4. Serve a holiday meal.
Many faith centers, shelters and community service organizations host free holiday dinners for those in need, and volunteers can pitch in by donating ingredients, preparing dishes or serving guests. You and your little ones can also take the holiday cheer on the road through organizations such as Meals on Wheels.
5. Make your own food to share!
There’s no place like home for the holidays…so bring the merry meal-making into your own kitchen! Let your kids choose their favorite dishes and then make them together. You can use your creations to host a charity dinner, fill your neighbors’ fridges or stock the local food pantry. (When making food to share, consider cutting down on potential allergens so that everyone can savor the homemade goodness.)
While you’re frosting Frosty cookies or baking casseroles, chat with your kids about the importance of volunteering and brainstorm fun ways to continue serving others.
6. Give your kids ownership.
Children have much more fun volunteering when they have some say in the activity. If Harrison loves reading, let him pick out a special book to donate. If Julia is obsessed with dogs, consider volunteering at the local animal shelter! The best volunteer opportunities for kids revolve around their specific interests to teach them that giving back doesn’t have to be a chore.
7. Build a lifelong habit.
Focusing on your child’s interests is just one way to turn holiday volunteering into a fulfilling long-term habit. To continue encouraging a mindset of service, be sure to:
- Talk about your volunteer experiences as a family: how you felt and what you learned.
- Turn volunteering into an official family ritual, whether it’s a yearly holiday meal service or a monthly toy drive.
- Plan community service together, taking turns choosing activities.
- Make volunteering a part of daily life. In fact, why not start by making it a family new year’s resolution?
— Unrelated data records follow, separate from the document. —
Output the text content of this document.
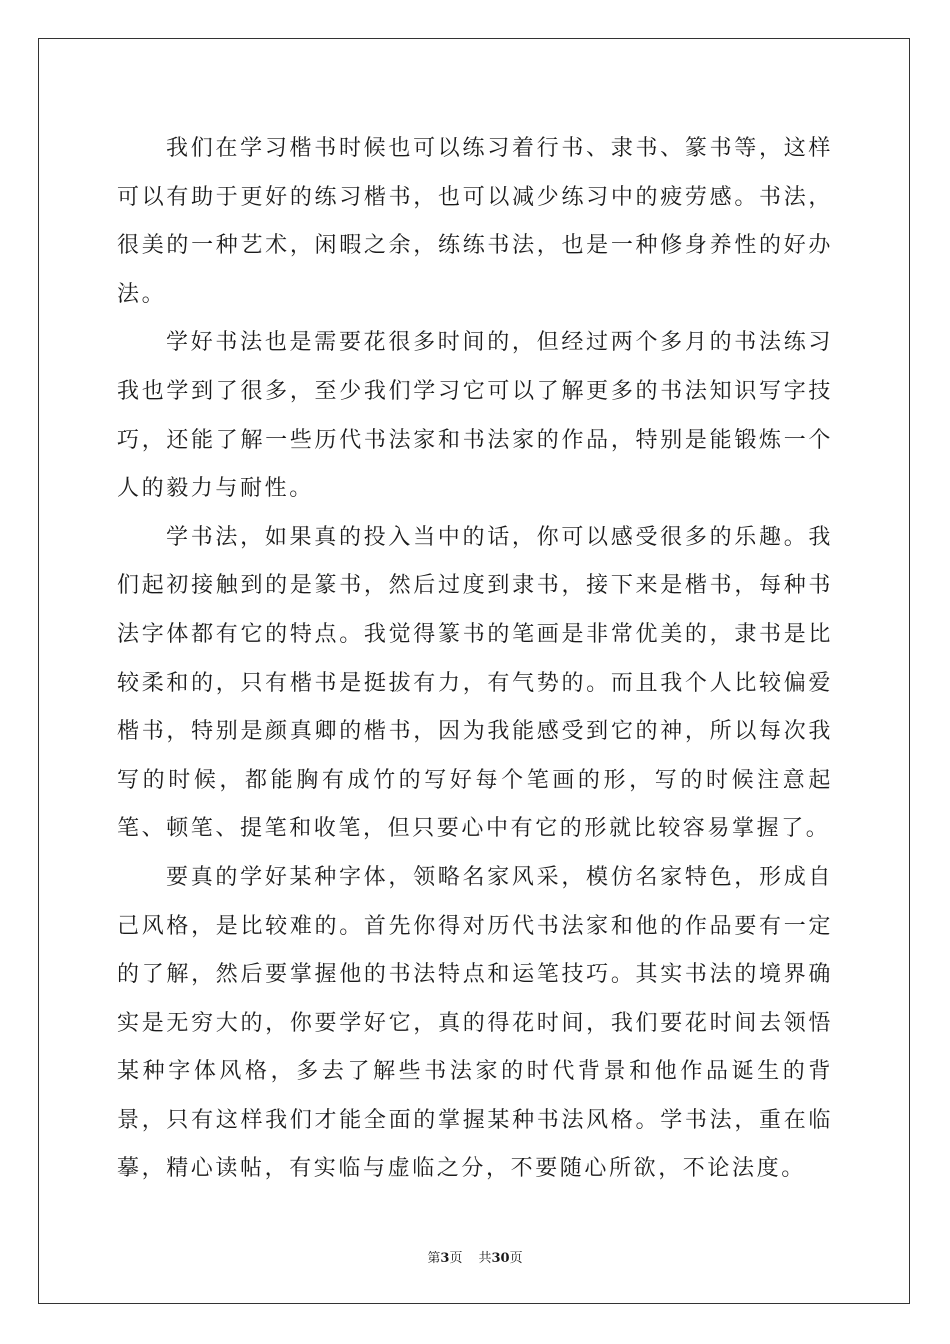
我们在学习楷书时候也可以练习着行书、隶书、篆书等，这样可以有助于更好的练习楷书，也可以减少练习中的疲劳感。书法，很美的一种艺术，闲暇之余，练练书法，也是一种修身养性的好办法。

学好书法也是需要花很多时间的，但经过两个多月的书法练习我也学到了很多，至少我们学习它可以了解更多的书法知识写字技巧，还能了解一些历代书法家和书法家的作品，特别是能锻炼一个人的毅力与耐性。

学书法，如果真的投入当中的话，你可以感受很多的乐趣。我们起初接触到的是篆书，然后过度到隶书，接下来是楷书，每种书法字体都有它的特点。我觉得篆书的笔画是非常优美的，隶书是比较柔和的，只有楷书是挺拔有力，有气势的。而且我个人比较偏爱楷书，特别是颜真卿的楷书，因为我能感受到它的神，所以每次我写的时候，都能胸有成竹的写好每个笔画的形，写的时候注意起笔、顿笔、提笔和收笔，但只要心中有它的形就比较容易掌握了。

要真的学好某种字体，领略名家风采，模仿名家特色，形成自己风格，是比较难的。首先你得对历代书法家和他的作品要有一定的了解，然后要掌握他的书法特点和运笔技巧。其实书法的境界确实是无穷大的，你要学好它，真的得花时间，我们要花时间去领悟某种字体风格，多去了解些书法家的时代背景和他作品诞生的背景，只有这样我们才能全面的掌握某种书法风格。学书法，重在临摹，精心读帖，有实临与虚临之分，不要随心所欲，不论法度。

第3页 共30页
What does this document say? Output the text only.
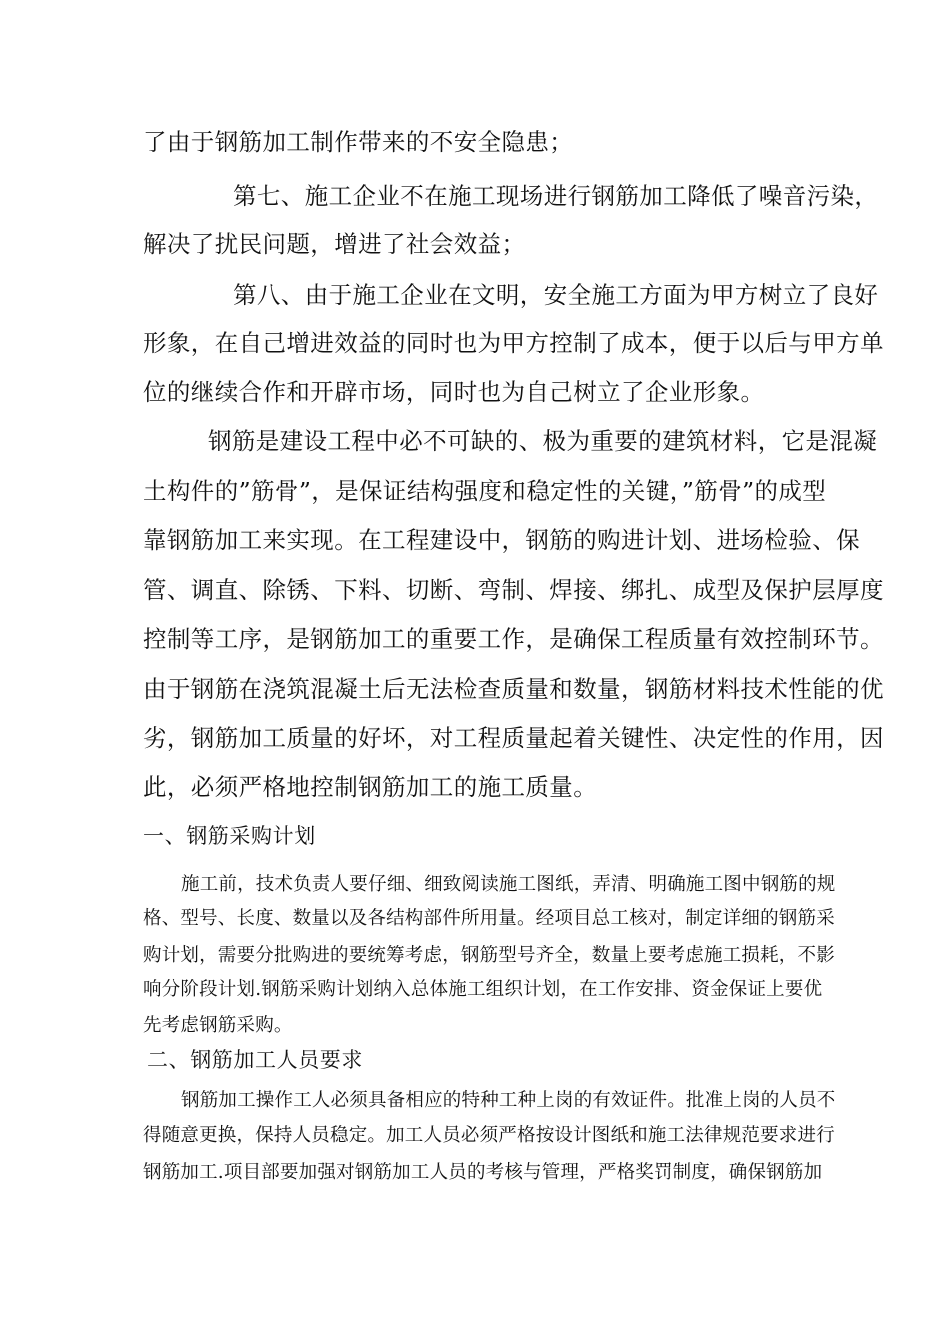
了由于钢筋加工制作带来的不安全隐患；

第七、施工企业不在施工现场进行钢筋加工降低了噪音污染，

解决了扰民问题，增进了社会效益；

第八、由于施工企业在文明，安全施工方面为甲方树立了良好

形象，在自己增进效益的同时也为甲方控制了成本，便于以后与甲方单

位的继续合作和开辟市场，同时也为自己树立了企业形象。

钢筋是建设工程中必不可缺的、极为重要的建筑材料，它是混凝

土构件的”筋骨”，是保证结构强度和稳定性的关键，”筋骨”的成型

靠钢筋加工来实现。在工程建设中，钢筋的购进计划、进场检验、保

管、调直、除锈、下料、切断、弯制、焊接、绑扎、成型及保护层厚度

控制等工序，是钢筋加工的重要工作，是确保工程质量有效控制环节。

由于钢筋在浇筑混凝土后无法检查质量和数量，钢筋材料技术性能的优

劣，钢筋加工质量的好坏，对工程质量起着关键性、决定性的作用，因

此，必须严格地控制钢筋加工的施工质量。

一、钢筋采购计划

施工前，技术负责人要仔细、细致阅读施工图纸，弄清、明确施工图中钢筋的规

格、型号、长度、数量以及各结构部件所用量。经项目总工核对，制定详细的钢筋采

购计划，需要分批购进的要统筹考虑，钢筋型号齐全，数量上要考虑施工损耗，不影

响分阶段计划.钢筋采购计划纳入总体施工组织计划，在工作安排、资金保证上要优

先考虑钢筋采购。

二、钢筋加工人员要求

钢筋加工操作工人必须具备相应的特种工种上岗的有效证件。批准上岗的人员不

得随意更换，保持人员稳定。加工人员必须严格按设计图纸和施工法律规范要求进行

钢筋加工.项目部要加强对钢筋加工人员的考核与管理，严格奖罚制度，确保钢筋加
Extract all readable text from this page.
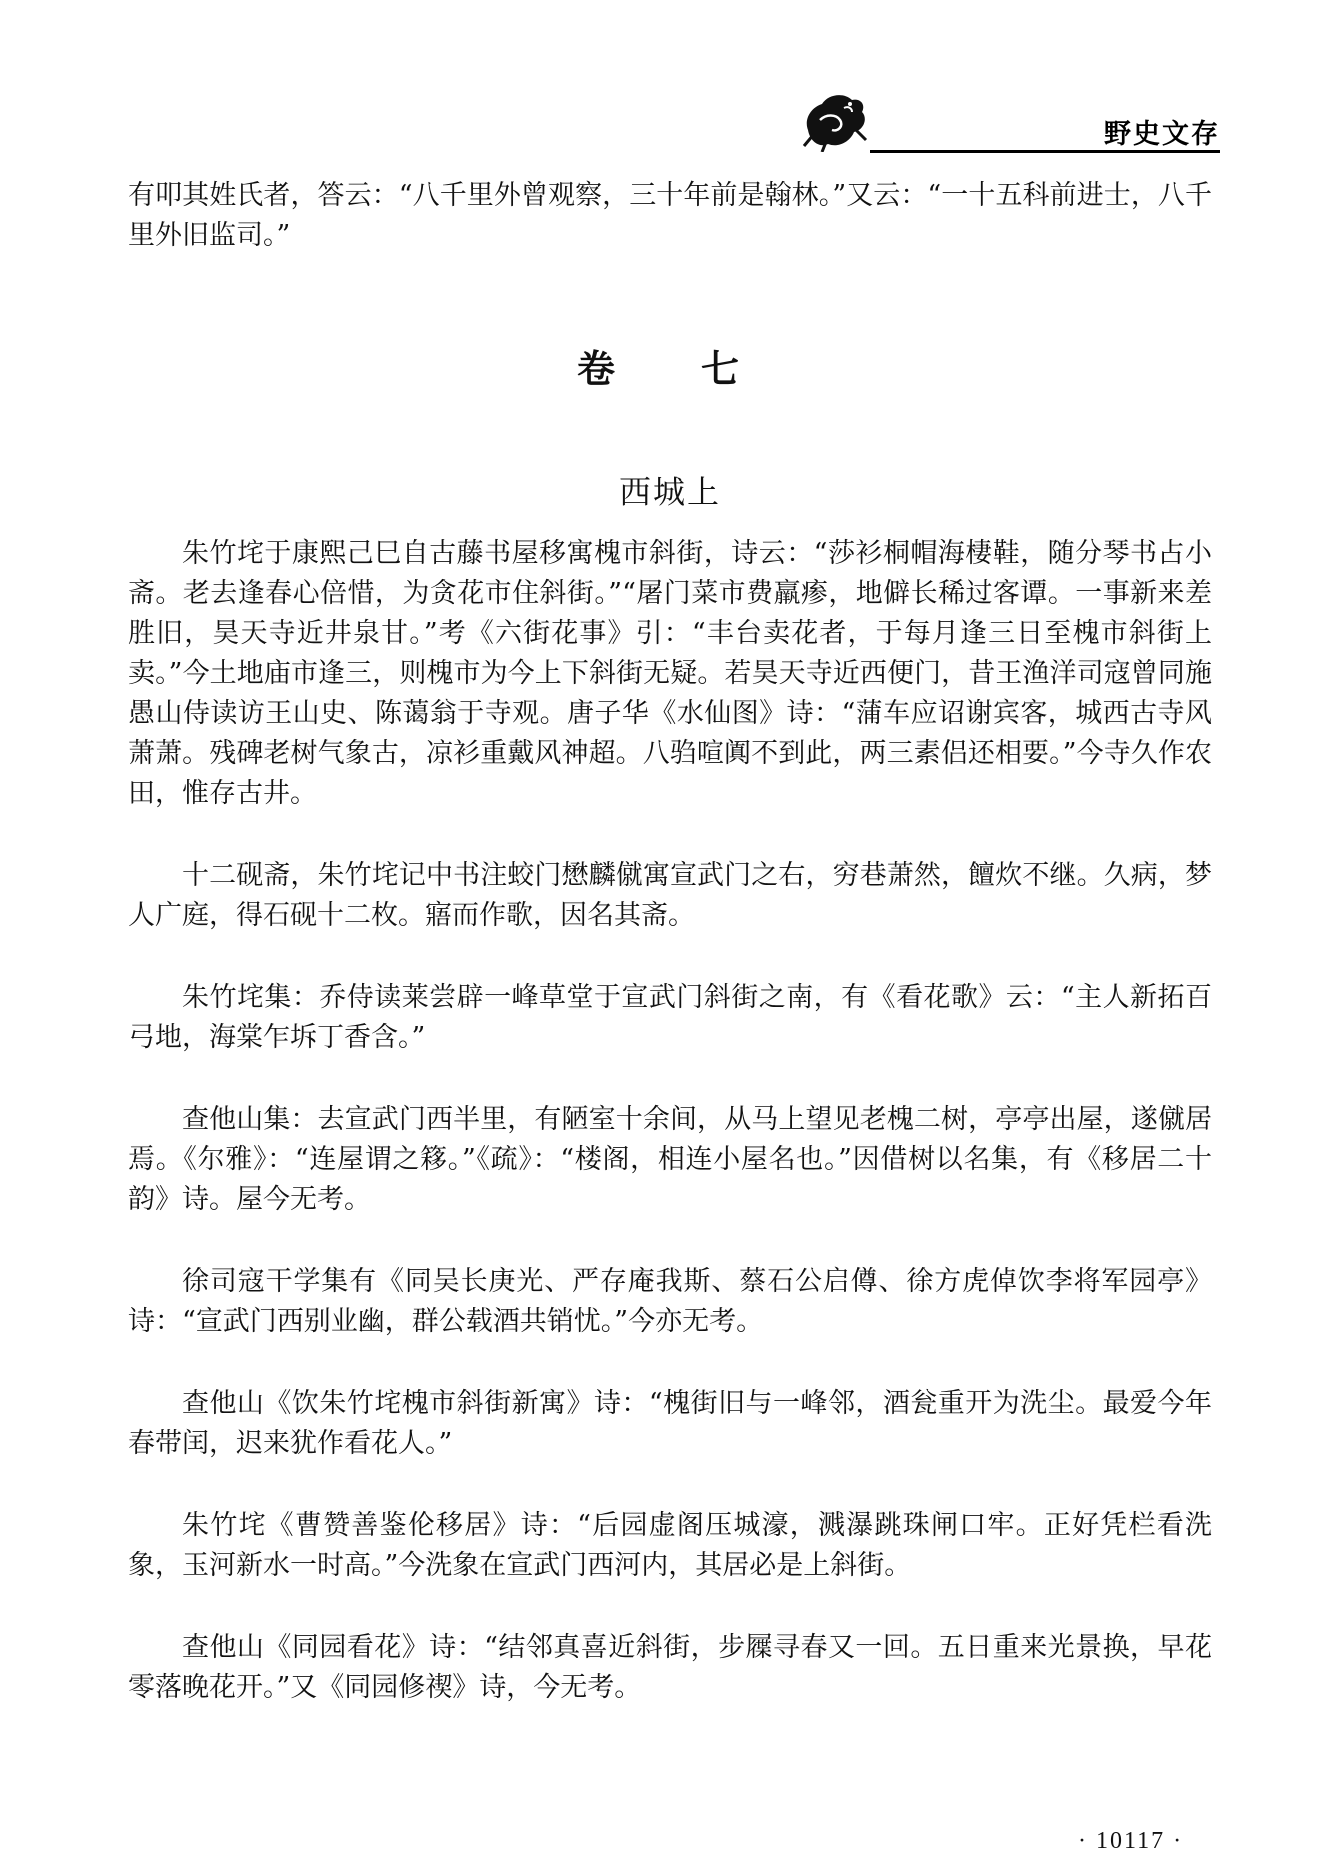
野史文存

有叩其姓氏者，答云：“八千里外曾观察，三十年前是翰林。”又云：“一十五科前进士，八千里外旧监司。”

卷　七
西城上

朱竹垞于康熙己巳自古藤书屋移寓槐市斜街，诗云：“莎衫桐帽海棲鞋，随分琴书占小斋。老去逢春心倍惜，为贪花市住斜街。”“屠门菜市费羸瘆，地僻长稀过客谭。一事新来差胜旧，昊天寺近井泉甘。”考《六街花事》引：“丰台卖花者，于每月逢三日至槐市斜街上卖。”今土地庙市逢三，则槐市为今上下斜街无疑。若昊天寺近西便门，昔王渔洋司寇曾同施愚山侍读访王山史、陈蔼翁于寺观。唐子华《水仙图》诗：“蒲车应诏谢宾客，城西古寺风萧萧。残碑老树气象古，凉衫重戴风神超。八驺喧阗不到此，两三素侣还相要。”今寺久作农田，惟存古井。

十二砚斋，朱竹垞记中书注蛟门懋麟僦寓宣武门之右，穷巷萧然，饘炊不继。久病，梦人广庭，得石砚十二枚。寤而作歌，因名其斋。

朱竹垞集：乔侍读莱尝辟一峰草堂于宣武门斜街之南，有《看花歌》云：“主人新拓百弓地，海棠乍坼丁香含。”

查他山集：去宣武门西半里，有陋室十余间，从马上望见老槐二树，亭亭出屋，遂僦居焉。《尔雅》：“连屋谓之簃。”《疏》：“楼阁，相连小屋名也。”因借树以名集，有《移居二十韵》诗。屋今无考。

徐司寇干学集有《同吴长庚光、严存庵我斯、蔡石公启僔、徐方虎倬饮李将军园亭》诗：“宣武门西别业幽，群公载酒共销忧。”今亦无考。

查他山《饮朱竹垞槐市斜街新寓》诗：“槐街旧与一峰邻，酒瓮重开为洗尘。最爱今年春带闰，迟来犹作看花人。”

朱竹垞《曹赞善鉴伦移居》诗：“后园虚阁压城濠，溅瀑跳珠闸口牢。正好凭栏看洗象，玉河新水一时高。”今洗象在宣武门西河内，其居必是上斜街。

查他山《同园看花》诗：“结邻真喜近斜街，步屧寻春又一回。五日重来光景换，早花零落晚花开。”又《同园修禊》诗，今无考。

· 10117 ·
Get Inspiration: How Our Team Volunteers with Their Kids
“Every holiday season, my wife, the kids, and I all go through the house floor by floor and “go shopping for others.” Clothes not worn for over a year or outgrown and toys no longer played with are gathered. The kids have a blast and are super excited to help those less fortunate. We then pick a charity to donate everything to—this year’s choice was the Salvation Army. The kids love it because we truly try to teach them that the holidays aren’t just about presents—rather it’s about presence—being able to assist others in need and making their holidays brighter.” – Brent, Father of 2
“Around the holidays, I like to take my children to the Target toy section and have them choose a toy to donate to another child. I tell them to choose something they know they would enjoy receiving so they can earn that some children need the toys more than they do. It’s a nice opportunity to spend time together while giving back.” – Aimee, Mother of 3
“My kids are still a bit too young to volunteer with us, but I’m excited to start introducing them to giving back. My husband and I love volunteering with children and sharing our own experiences. I can’t wait to instill in my own children the importance of giving back.” – Maegan, Mother of 2
The holidays are a wonderful time to start volunteering with kids. Not only will you spend precious time together, but you’ll develop a spirit of giving, gratitude and empathy that will enrich your children’s lives—and those around them—for years to come. So why wait? Get out there and spread the holiday joy!